I handed over the Design spec to Claude Code – asked it to come up with a schema and technical design and then let Claude go in full auto mode (oops, out of credits again).

I had to do a fair amount of debugging and research with this one (maybe 30 – 60 mins.) – especially the QR code reader. And I had to do two extra test shots to get the flow right – buzz!. I’m not making this repo public for now – need to iterate on it some more but may share it in the future. I also think this App will scale up well – the more people use it the more data on perfect extractions will be available without the need for experimentation.

Lessons Learned

A few things I’ve learned through this long weekend exercise:

  • For anything but minor fixes – do focused design / plan session – that gets you down to a very specific plan and goes much quicker
  • Maintain a regression suite. After major revisions, ask Claude to update regressions tests – I mostly do this for the data layer and APIs. Also, have some baseline reports to black box test end to end.
  • As long as I’m working on my own, I’m just working on the main branch though I’ve used feature branches for more speculative / risky stuff. Right now, I’m just letting Claude deal with GitHub.
  • Experiment in branches – code is now cheap – if the change doesn’t work, abandon the branch.
  • To do any kind of development, you need a $200 / month plan – I’m guessing full time devs are burning through $1000’s a month ??
  • Ask Claude to delegate visual testing back to you – watching Claude do testing via Chrome with screenshots is painful and very slow and no doubt burns tokens
  • Cost aside – code is cheap. I did start logging issues in GitHub for future work but quickly realized it takes only a little more (of my time) to ask Claude to code it.
  • If you have multiple machines – there are various ways you can leverage them – I’m using SSH to run stuff on my Mac mini while working on my laptop.
  • I find working in focussed sprints much quicker and less likely to exhaust / pollute the context window (mine and Claude’s!).
  • Batch up small fixes into a single prompt. This fits with how I work – I’ll run through the flow and make notes then ask Claude to fix them before the next iteration. Bigger stuff goes into a separate sprint.
  • Use /clear regularly – I use /clear as a matter of course when I’m starting a new “sprint”
  • The collapsed feedback loop is a true game changer – you can sit down with a user (myself included, in this case) and iterate in real time.
  • I’ve become acutely aware of token costs and have already started reading tips on token frugality.

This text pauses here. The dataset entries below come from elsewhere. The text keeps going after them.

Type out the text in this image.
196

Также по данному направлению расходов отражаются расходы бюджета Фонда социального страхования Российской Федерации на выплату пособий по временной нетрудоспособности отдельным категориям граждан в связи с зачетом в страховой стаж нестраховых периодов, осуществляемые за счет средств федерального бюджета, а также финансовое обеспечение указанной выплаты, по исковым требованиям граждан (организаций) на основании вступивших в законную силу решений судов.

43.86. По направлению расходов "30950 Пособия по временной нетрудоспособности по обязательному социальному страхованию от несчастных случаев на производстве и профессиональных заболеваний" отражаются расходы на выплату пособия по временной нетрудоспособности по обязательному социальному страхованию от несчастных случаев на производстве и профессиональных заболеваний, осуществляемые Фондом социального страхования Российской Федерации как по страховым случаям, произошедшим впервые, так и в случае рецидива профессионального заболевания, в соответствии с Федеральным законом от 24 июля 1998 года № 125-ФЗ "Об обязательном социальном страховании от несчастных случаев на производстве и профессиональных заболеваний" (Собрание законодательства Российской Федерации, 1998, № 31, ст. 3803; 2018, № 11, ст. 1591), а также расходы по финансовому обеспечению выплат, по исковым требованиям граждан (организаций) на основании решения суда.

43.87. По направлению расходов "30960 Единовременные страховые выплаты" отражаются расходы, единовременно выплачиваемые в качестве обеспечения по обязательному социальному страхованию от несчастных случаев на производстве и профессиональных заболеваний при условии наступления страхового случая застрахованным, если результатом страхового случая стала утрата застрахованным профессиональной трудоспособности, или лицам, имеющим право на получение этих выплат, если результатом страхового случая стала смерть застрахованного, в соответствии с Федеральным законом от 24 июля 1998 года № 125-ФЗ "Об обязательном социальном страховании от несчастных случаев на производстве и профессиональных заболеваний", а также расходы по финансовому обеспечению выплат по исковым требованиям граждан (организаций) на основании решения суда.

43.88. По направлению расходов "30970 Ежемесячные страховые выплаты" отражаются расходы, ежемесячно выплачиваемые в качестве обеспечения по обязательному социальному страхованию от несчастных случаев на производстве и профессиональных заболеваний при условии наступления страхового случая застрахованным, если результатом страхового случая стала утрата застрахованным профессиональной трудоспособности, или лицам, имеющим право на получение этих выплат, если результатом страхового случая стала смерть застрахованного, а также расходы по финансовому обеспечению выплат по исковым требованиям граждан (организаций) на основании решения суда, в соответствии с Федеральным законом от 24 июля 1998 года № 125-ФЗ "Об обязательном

Note – I’ve used the word sprint here – to me that’s a focussed batch of work with some outcome but instead of taking 2-3 weeks – it takes between 5 and 15 minutes with Claude.

In a previous life, I was a developer for about a decade – Assembly, C / C++, Fortran, Smalltalk, Java, I used to love developing software – you get a real sense of accomplishment but I never had the patience for the yak-shaving, obscure language syntax or arcane behaviors of someone else’s framework. Removing coding tasks from software development has been a dream for decades but we’re getting dangerously close to finally achieving it IMO.